Reading due: Galbraith, Patrick 2010 ‘Akihabara: Conditioning a Public “Otaku” Image in Mechademia Volume 5 pp. 210-230

Discussion Question Due

Slides

Week 8 Fashion Subcultures

This week we begin to look at the diverse ways in which fashion subcultures have emerged and their links to specific subcultures.

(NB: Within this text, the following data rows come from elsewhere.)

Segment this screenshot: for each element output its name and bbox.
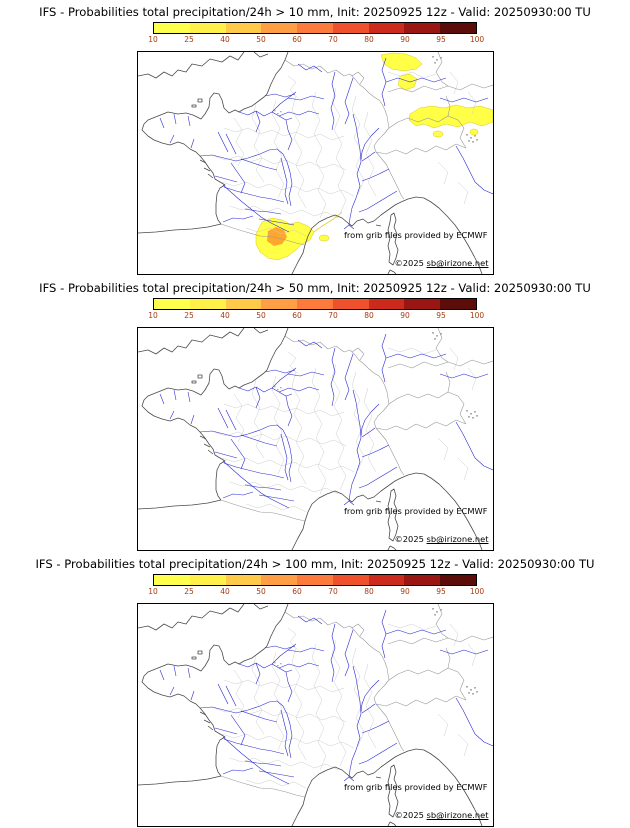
colorbar-tick-label: 25: [184, 587, 194, 596]
colorbar-wrap: 10 25 40 50 60 70 80 90 95 100: [148, 574, 484, 597]
precip-map-100mm: [137, 604, 493, 826]
colorbar-segment: [404, 23, 441, 33]
copyright-year: ©2025: [394, 258, 427, 268]
colorbar-wrap: 10 25 40 50 60 70 80 90 95 100: [148, 22, 484, 45]
colorbar-segment: [332, 23, 369, 33]
colorbar-segment: [440, 575, 477, 585]
colorbar-segments: [153, 298, 477, 310]
colorbar-ticks: 10 25 40 50 60 70 80 90 95 100: [148, 310, 484, 321]
colorbar-tick-label: 80: [364, 587, 374, 596]
ecmwf-credit: from grib files provided by ECMWF: [344, 230, 488, 240]
colorbar-tick-label: 10: [148, 587, 158, 596]
colorbar-tick-label: 25: [184, 35, 194, 44]
panel-title: IFS - Probabilities total precipitation/…: [35, 557, 595, 571]
colorbar-segment: [154, 575, 190, 585]
map-frame: from grib files provided by ECMWF ©2025 …: [136, 51, 494, 275]
precip-map-50mm: [137, 328, 493, 550]
colorbar-segment: [261, 299, 298, 309]
colorbar-tick-label: 25: [184, 311, 194, 320]
colorbar-segments: [153, 574, 477, 586]
copyright-credit: ©2025 sb@irizone.net: [394, 534, 488, 544]
ecmwf-credit: from grib files provided by ECMWF: [344, 506, 488, 516]
colorbar-segment: [225, 23, 262, 33]
precip-map-10mm: [137, 52, 493, 274]
colorbar-segment: [225, 299, 262, 309]
colorbar-wrap: 10 25 40 50 60 70 80 90 95 100: [148, 298, 484, 321]
colorbar-segment: [189, 23, 226, 33]
colorbar-segment: [404, 299, 441, 309]
colorbar-segment: [261, 23, 298, 33]
colorbar-tick-label: 95: [436, 311, 446, 320]
colorbar-tick-label: 90: [400, 311, 410, 320]
colorbar-tick-label: 90: [400, 35, 410, 44]
colorbar-segment: [189, 575, 226, 585]
colorbar-tick-label: 90: [400, 587, 410, 596]
colorbar-tick-label: 50: [256, 35, 266, 44]
colorbar-tick-label: 40: [220, 311, 230, 320]
colorbar-ticks: 10 25 40 50 60 70 80 90 95 100: [148, 586, 484, 597]
colorbar-tick-label: 10: [148, 311, 158, 320]
panel-precip-gt-100mm: IFS - Probabilities total precipitation/…: [0, 552, 630, 828]
colorbar-tick-label: 80: [364, 311, 374, 320]
copyright-credit: ©2025 sb@irizone.net: [394, 810, 488, 820]
colorbar-tick-label: 100: [469, 587, 485, 596]
precip-probability-overlay: [255, 52, 493, 261]
map-frame: from grib files provided by ECMWF ©2025 …: [136, 327, 494, 551]
colorbar-tick-label: 80: [364, 35, 374, 44]
colorbar-tick-label: 95: [436, 35, 446, 44]
colorbar-segment: [297, 575, 333, 585]
colorbar-segments: [153, 22, 477, 34]
colorbar-segment: [297, 23, 333, 33]
panel-title: IFS - Probabilities total precipitation/…: [39, 281, 591, 295]
colorbar-tick-label: 60: [292, 35, 302, 44]
panel-precip-gt-50mm: IFS - Probabilities total precipitation/…: [0, 276, 630, 552]
panel-title: IFS - Probabilities total precipitation/…: [39, 5, 591, 19]
colorbar-tick-label: 70: [328, 311, 338, 320]
colorbar-segment: [297, 299, 333, 309]
colorbar-segment: [261, 575, 298, 585]
colorbar-tick-label: 40: [220, 35, 230, 44]
author-link[interactable]: sb@irizone.net: [426, 534, 489, 544]
author-link[interactable]: sb@irizone.net: [426, 810, 489, 820]
copyright-year: ©2025: [394, 810, 427, 820]
colorbar-tick-label: 70: [328, 587, 338, 596]
colorbar-segment: [440, 299, 477, 309]
colorbar-tick-label: 50: [256, 311, 266, 320]
colorbar-segment: [189, 299, 226, 309]
colorbar-segment: [368, 575, 405, 585]
colorbar-tick-label: 60: [292, 311, 302, 320]
author-link[interactable]: sb@irizone.net: [426, 258, 489, 268]
colorbar-segment: [368, 299, 405, 309]
colorbar-segment: [154, 23, 190, 33]
colorbar-segment: [368, 23, 405, 33]
colorbar-tick-label: 70: [328, 35, 338, 44]
ecmwf-credit: from grib files provided by ECMWF: [344, 782, 488, 792]
colorbar-segment: [404, 575, 441, 585]
colorbar-segment: [332, 575, 369, 585]
colorbar-segment: [225, 575, 262, 585]
colorbar-tick-label: 60: [292, 587, 302, 596]
copyright-year: ©2025: [394, 534, 427, 544]
colorbar-tick-label: 10: [148, 35, 158, 44]
colorbar-tick-label: 95: [436, 587, 446, 596]
colorbar-segment: [332, 299, 369, 309]
map-frame: from grib files provided by ECMWF ©2025 …: [136, 603, 494, 827]
colorbar-tick-label: 100: [469, 311, 485, 320]
colorbar-tick-label: 50: [256, 587, 266, 596]
colorbar-segment: [440, 23, 477, 33]
colorbar-ticks: 10 25 40 50 60 70 80 90 95 100: [148, 34, 484, 45]
panel-precip-gt-10mm: IFS - Probabilities total precipitation/…: [0, 0, 630, 276]
colorbar-tick-label: 40: [220, 587, 230, 596]
colorbar-segment: [154, 299, 190, 309]
colorbar-tick-label: 100: [469, 35, 485, 44]
copyright-credit: ©2025 sb@irizone.net: [394, 258, 488, 268]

Readings due: Kawamura, Yuniya 2012. Fashioning Japanese Subcultures London: Bloomsbury. Chapter 2 (pp21-32) and Chapter 5 (pp. 65-75)

Discussion Question Due

Slides

Week 9 Music Subcultures

We will focus specifically on the case of hip-hop in Japan to look at the intersections between music, fandom, politics and consumption

Reading due:B-Boys and B-Girls: Rap Fandom and Consumer Culture in Japan,” in Kelly, W. (ed.) Fanning the Flames: Fans and Consumer Culture in Contemporary Japan, Albany: SUNY Press, Chapter 1, pp. 17-39

Discussion Question Due

Slides

Week 10 Combining Technology and Music

This week we will explore the kinds of community practices that emerge when technology and music emerge in conjunction, using Hatsune Miku as our main example.

No reading due

Slides

Week 11 Presentation Preparation

No reading due

Week 12 Student Presentations

Student Presentations, including Q&A sessions for each group

No reading due.

Week 13 Student Presentations

Student Presentations, including Q&A sessions for each group

No reading due.

Week 14 Student Presentations

Student Presentations, including Q&A sessions for each group

No reading due.

Week 15 The future of Japan via youth?

In our final class we will reflect on the topics covered in the course to discuss the ways in which contemporary youth subcultures are changing Japan, and what the future may hold for the youth of today.